Years earlier, before Jesus’ public ministry had truly launched, his own family, including James, had mocked him, saying,
‘“Leave Galilee and go to Judea, so that your disciples there may see the works you do. No one who wants to become a public figure acts in secret. Since you are doing these things, show yourself to the world.’ For even his own brothers did not believe in him” (John 7:3-5).
Disciplining your tongue and emotions is no overnight accomplishment, not for James, who once used words to taunt Jesus, the long-awaited Messiah. Not for Paul, not for Peter–and not for you or me.
I’m sure it wasn’t a cake-walk, either, for John the Baptist to be obedient to his call. I always assumed he lived out in the desert all alone, wearing camel hair and eating honey and wild locusts because he was just a quirky kind of guy. Maybe he enjoyed that diet. Maybe he wanted to stand out from the crowd with his own personal style. People eat odd things and wear “unique” outfits all the time.
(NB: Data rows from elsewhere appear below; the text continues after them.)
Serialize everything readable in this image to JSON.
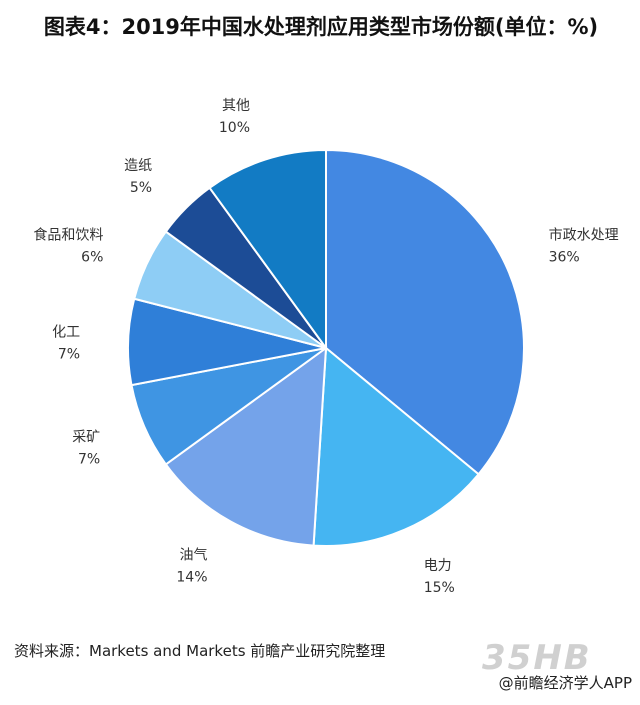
{
  "chart_data": {
    "type": "pie",
    "title": "图表4：2019年中国水处理剂应用类型市场份额(单位：%)",
    "slices": [
      {
        "label": "市政水处理",
        "value": 36,
        "value_text": "36%",
        "color": "#4388e2"
      },
      {
        "label": "电力",
        "value": 15,
        "value_text": "15%",
        "color": "#45b5f2"
      },
      {
        "label": "油气",
        "value": 14,
        "value_text": "14%",
        "color": "#74a3ea"
      },
      {
        "label": "采矿",
        "value": 7,
        "value_text": "7%",
        "color": "#3f95e3"
      },
      {
        "label": "化工",
        "value": 7,
        "value_text": "7%",
        "color": "#2f7fd8"
      },
      {
        "label": "食品和饮料",
        "value": 6,
        "value_text": "6%",
        "color": "#8ecdf5"
      },
      {
        "label": "造纸",
        "value": 5,
        "value_text": "5%",
        "color": "#1c4c96"
      },
      {
        "label": "其他",
        "value": 10,
        "value_text": "10%",
        "color": "#127bc4"
      }
    ]
  },
  "footer": {
    "source": "资料来源：Markets and Markets 前瞻产业研究院整理",
    "brand": "@前瞻经济学人APP",
    "watermark": "35HB"
  }
}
Really, though, he wasn’t following a personal health regime or starting his own fashion trend.
John the Baptist was living a life of radical obedience. Surely he smelled the fish crackling over the campfires around the river many nights and longed for a delicious, fulfilling meal. Certainly he caught the scent of fresh bread baking in the simple homes along the Jordan River and longed not just for a slice of bread, but perhaps a family with whom to share it.
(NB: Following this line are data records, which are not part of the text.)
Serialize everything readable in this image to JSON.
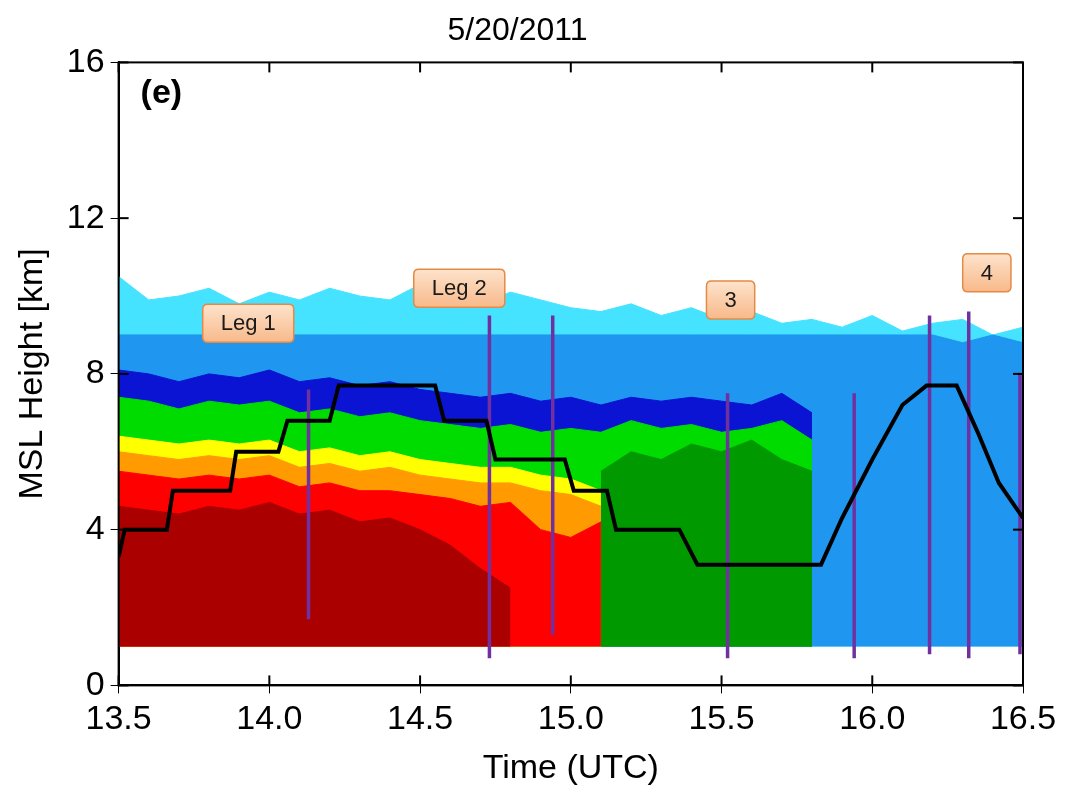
{
  "chart_data": {
    "type": "contour",
    "title": "5/20/2011",
    "panel_label": "(e)",
    "x_label": "Time (UTC)",
    "y_label": "MSL Height [km]",
    "xlim": [
      13.5,
      16.5
    ],
    "xticks": [
      13.5,
      {
        "value": 14,
        "label": "14.0"
      },
      14.5,
      {
        "value": 15,
        "label": "15.0"
      },
      15.5,
      {
        "value": 16,
        "label": "16.0"
      },
      16.5
    ],
    "ylim": [
      0,
      16
    ],
    "yticks": [
      0,
      4,
      8,
      12,
      16
    ],
    "grid": false,
    "legend": false,
    "echo_base": 1,
    "x": [
      13.5,
      13.6,
      13.7,
      13.8,
      13.9,
      14.0,
      14.1,
      14.2,
      14.3,
      14.4,
      14.5,
      14.6,
      14.7,
      14.8,
      14.9,
      15.0,
      15.1,
      15.2,
      15.3,
      15.4,
      15.5,
      15.6,
      15.7,
      15.8,
      15.9,
      16.0,
      16.1,
      16.2,
      16.3,
      16.4,
      16.5
    ],
    "series": [
      {
        "type": "area",
        "color": "#45e3ff",
        "values": [
          10.5,
          9.9,
          10.0,
          10.2,
          9.8,
          10.1,
          9.9,
          10.2,
          10.0,
          9.9,
          10.3,
          10.0,
          9.8,
          10.1,
          9.9,
          9.7,
          9.6,
          9.8,
          9.5,
          9.7,
          9.4,
          9.6,
          9.3,
          9.4,
          9.2,
          9.5,
          9.1,
          9.3,
          9.4,
          9.0,
          9.2
        ]
      },
      {
        "type": "area",
        "color": "#1f96ef",
        "values": [
          9.0,
          9.0,
          9.0,
          9.0,
          9.0,
          9.0,
          9.0,
          9.0,
          9.0,
          9.0,
          9.0,
          9.0,
          9.0,
          9.0,
          9.0,
          9.0,
          9.0,
          9.0,
          9.0,
          9.0,
          9.0,
          9.0,
          9.0,
          9.0,
          9.0,
          9.0,
          9.0,
          9.0,
          8.8,
          9.0,
          8.8
        ]
      },
      {
        "type": "area",
        "color": "#0a14d2",
        "values": [
          8.1,
          8.0,
          7.8,
          8.0,
          7.9,
          8.1,
          7.8,
          7.9,
          7.7,
          7.8,
          7.6,
          7.5,
          7.4,
          7.5,
          7.3,
          7.4,
          7.2,
          7.4,
          7.3,
          7.4,
          7.3,
          7.2,
          7.5,
          7.0,
          null,
          null,
          null,
          null,
          null,
          null,
          null
        ]
      },
      {
        "type": "area",
        "color": "#00dc00",
        "values": [
          7.4,
          7.3,
          7.1,
          7.3,
          7.2,
          7.3,
          7.0,
          7.1,
          6.9,
          7.0,
          6.8,
          6.7,
          6.6,
          6.7,
          6.5,
          6.6,
          6.5,
          6.8,
          6.6,
          6.7,
          6.5,
          6.6,
          6.8,
          6.3,
          null,
          null,
          null,
          null,
          null,
          null,
          null
        ]
      },
      {
        "type": "area",
        "color": "#009a00",
        "values": [
          null,
          null,
          null,
          null,
          null,
          null,
          null,
          null,
          null,
          null,
          null,
          null,
          null,
          null,
          null,
          null,
          5.5,
          6.0,
          5.8,
          6.2,
          6.0,
          6.3,
          5.8,
          5.5,
          null,
          null,
          null,
          null,
          null,
          null,
          null
        ]
      },
      {
        "type": "area",
        "color": "#ffff00",
        "values": [
          6.4,
          6.3,
          6.2,
          6.3,
          6.2,
          6.3,
          6.0,
          6.1,
          5.9,
          6.0,
          5.8,
          5.7,
          5.6,
          5.6,
          5.4,
          5.3,
          5.0,
          null,
          null,
          null,
          null,
          null,
          null,
          null,
          null,
          null,
          null,
          null,
          null,
          null,
          null
        ]
      },
      {
        "type": "area",
        "color": "#ff9a00",
        "values": [
          6.0,
          5.9,
          5.8,
          5.9,
          5.8,
          5.9,
          5.6,
          5.7,
          5.5,
          5.6,
          5.4,
          5.3,
          5.2,
          5.2,
          5.0,
          4.9,
          4.6,
          null,
          null,
          null,
          null,
          null,
          null,
          null,
          null,
          null,
          null,
          null,
          null,
          null,
          null
        ]
      },
      {
        "type": "area",
        "color": "#ff0000",
        "values": [
          5.5,
          5.4,
          5.3,
          5.4,
          5.3,
          5.4,
          5.1,
          5.2,
          5.0,
          5.0,
          4.9,
          4.8,
          4.6,
          4.7,
          4.0,
          3.8,
          4.2,
          null,
          null,
          null,
          null,
          null,
          null,
          null,
          null,
          null,
          null,
          null,
          null,
          null,
          null
        ]
      },
      {
        "type": "area",
        "color": "#aa0000",
        "values": [
          4.6,
          4.5,
          4.4,
          4.6,
          4.5,
          4.7,
          4.4,
          4.5,
          4.2,
          4.3,
          4.0,
          3.6,
          3.0,
          2.5,
          null,
          null,
          null,
          null,
          null,
          null,
          null,
          null,
          null,
          null,
          null,
          null,
          null,
          null,
          null,
          null,
          null
        ]
      },
      {
        "type": "line",
        "color": "#000000",
        "x": [
          13.5,
          13.52,
          13.66,
          13.68,
          13.87,
          13.89,
          14.03,
          14.06,
          14.2,
          14.23,
          14.55,
          14.58,
          14.72,
          14.75,
          14.98,
          15.01,
          15.12,
          15.15,
          15.36,
          15.42,
          15.83,
          15.9,
          16.0,
          16.1,
          16.18,
          16.28,
          16.35,
          16.42,
          16.5
        ],
        "values": [
          3.3,
          4.0,
          4.0,
          5.0,
          5.0,
          6.0,
          6.0,
          6.8,
          6.8,
          7.7,
          7.7,
          6.8,
          6.8,
          5.8,
          5.8,
          5.0,
          5.0,
          4.0,
          4.0,
          3.1,
          3.1,
          4.3,
          5.8,
          7.2,
          7.7,
          7.7,
          6.5,
          5.2,
          4.3
        ]
      }
    ],
    "vertical_lines": {
      "color": "#7030a0",
      "lines": [
        {
          "x": 14.13,
          "y": [
            1.7,
            7.6
          ]
        },
        {
          "x": 14.73,
          "y": [
            0.7,
            9.5
          ]
        },
        {
          "x": 14.94,
          "y": [
            1.3,
            9.5
          ]
        },
        {
          "x": 15.52,
          "y": [
            0.7,
            7.5
          ]
        },
        {
          "x": 15.94,
          "y": [
            0.7,
            7.5
          ]
        },
        {
          "x": 16.19,
          "y": [
            0.8,
            9.5
          ]
        },
        {
          "x": 16.32,
          "y": [
            0.7,
            9.6
          ]
        },
        {
          "x": 16.49,
          "y": [
            0.8,
            8.0
          ]
        }
      ]
    },
    "annotations": [
      {
        "text": "Leg 1",
        "x": 13.93,
        "y": 9.3
      },
      {
        "text": "Leg 2",
        "x": 14.63,
        "y": 10.2
      },
      {
        "text": "3",
        "x": 15.53,
        "y": 9.9
      },
      {
        "text": "4",
        "x": 16.38,
        "y": 10.6
      }
    ]
  }
}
But he kept to his diet of bugs and honey and a life of solitary confinement because of self-disciplined, self-sacrificing obedience.
Paul tells us: “I discipline my body and make it my slave, so that, after I have preached to others, I myself will not be disqualified” (1 Corinthians 9:27, NASB).
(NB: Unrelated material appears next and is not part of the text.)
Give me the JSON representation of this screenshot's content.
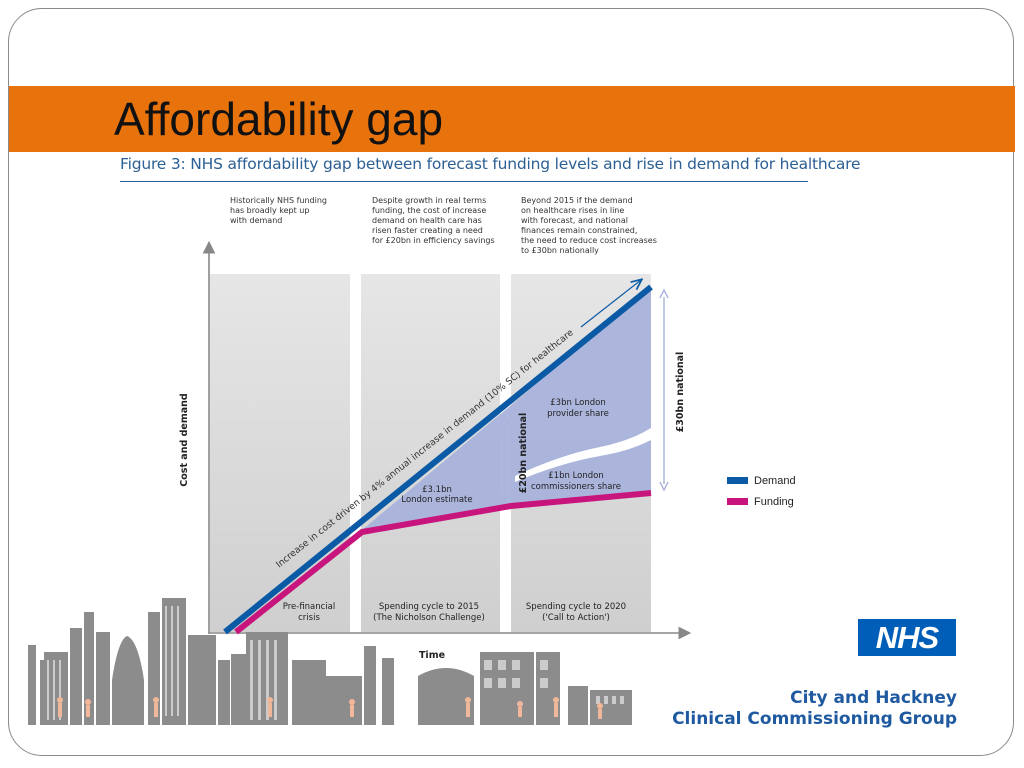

That Barbie-look-a-like of a ballerina on my television screen did not perform plies, tendues, and releves fresh out of her mother’s womb. She took lessons and invested years of intense practice and focused instruction to stand and move and bend with a dancer’s ease and grace.
Don’t give up on your spiritual walk just because the girl in your Bible Study class quotes Scripture like she wrote it herself, or the mom in your prayer group sounds like she prepared her prayers in advance with a poetry instructor, or the woman in front of you during worship service knows all the words to the songs and sings like she means every word.
Don’t be discouraged when you study the Top 40 Heroes of the Faith in Scripture and feel like you fall short.
They struggled. They messed up. They sinned. They repented. They studied, learned from others, were disciplined by God, and humbly grew to maturity. Never attaining perfection on this planet, they became instead usable vessels for God’s purposes.
We all begin this Spiritual journey imperfect and the very essence of our faith is that we all need a Savior. So, don’t give up. Keep exercising the muscles of belief, patience, faith, and self-discipline.
Heather King is a wife, mom, Bible Study teacher, writer for www.myfrienddebbie.com and worship leader. Most importantly, she is a Christ follower with a desire to help others apply the Bible to everyday life with all its mess, noise, and busyness. To read more devotionals by Heather King, click here.
Thanks Heather, I really enjoyed reading your post, it was so encouraging and refreshing plus it made me laugh.
And laughter is so often God’s way of ministering to us!
Seems I heard in Israel that there is a tree, bush or such will a food called a locust and he probably was not eating bugs-have you heard that? As usual-another great reminder of who we are and whose we are! Hugs, Lin
Wow, I’ve never heard that! Still doesn’t sound too appetizing, but I guess it’s better than bugs!
Thanks for this message today Heather. You are such an inspiration.
You are one that I look to and always fall short of. “You” are my hero. 🙂
Thanks for all you do.
Be blessed.
Lynn, you are so sweet, but trust me–we are all in this together. I’m only writing about the things God’s gracious enough to teach me, because I need it just as much as everybody else!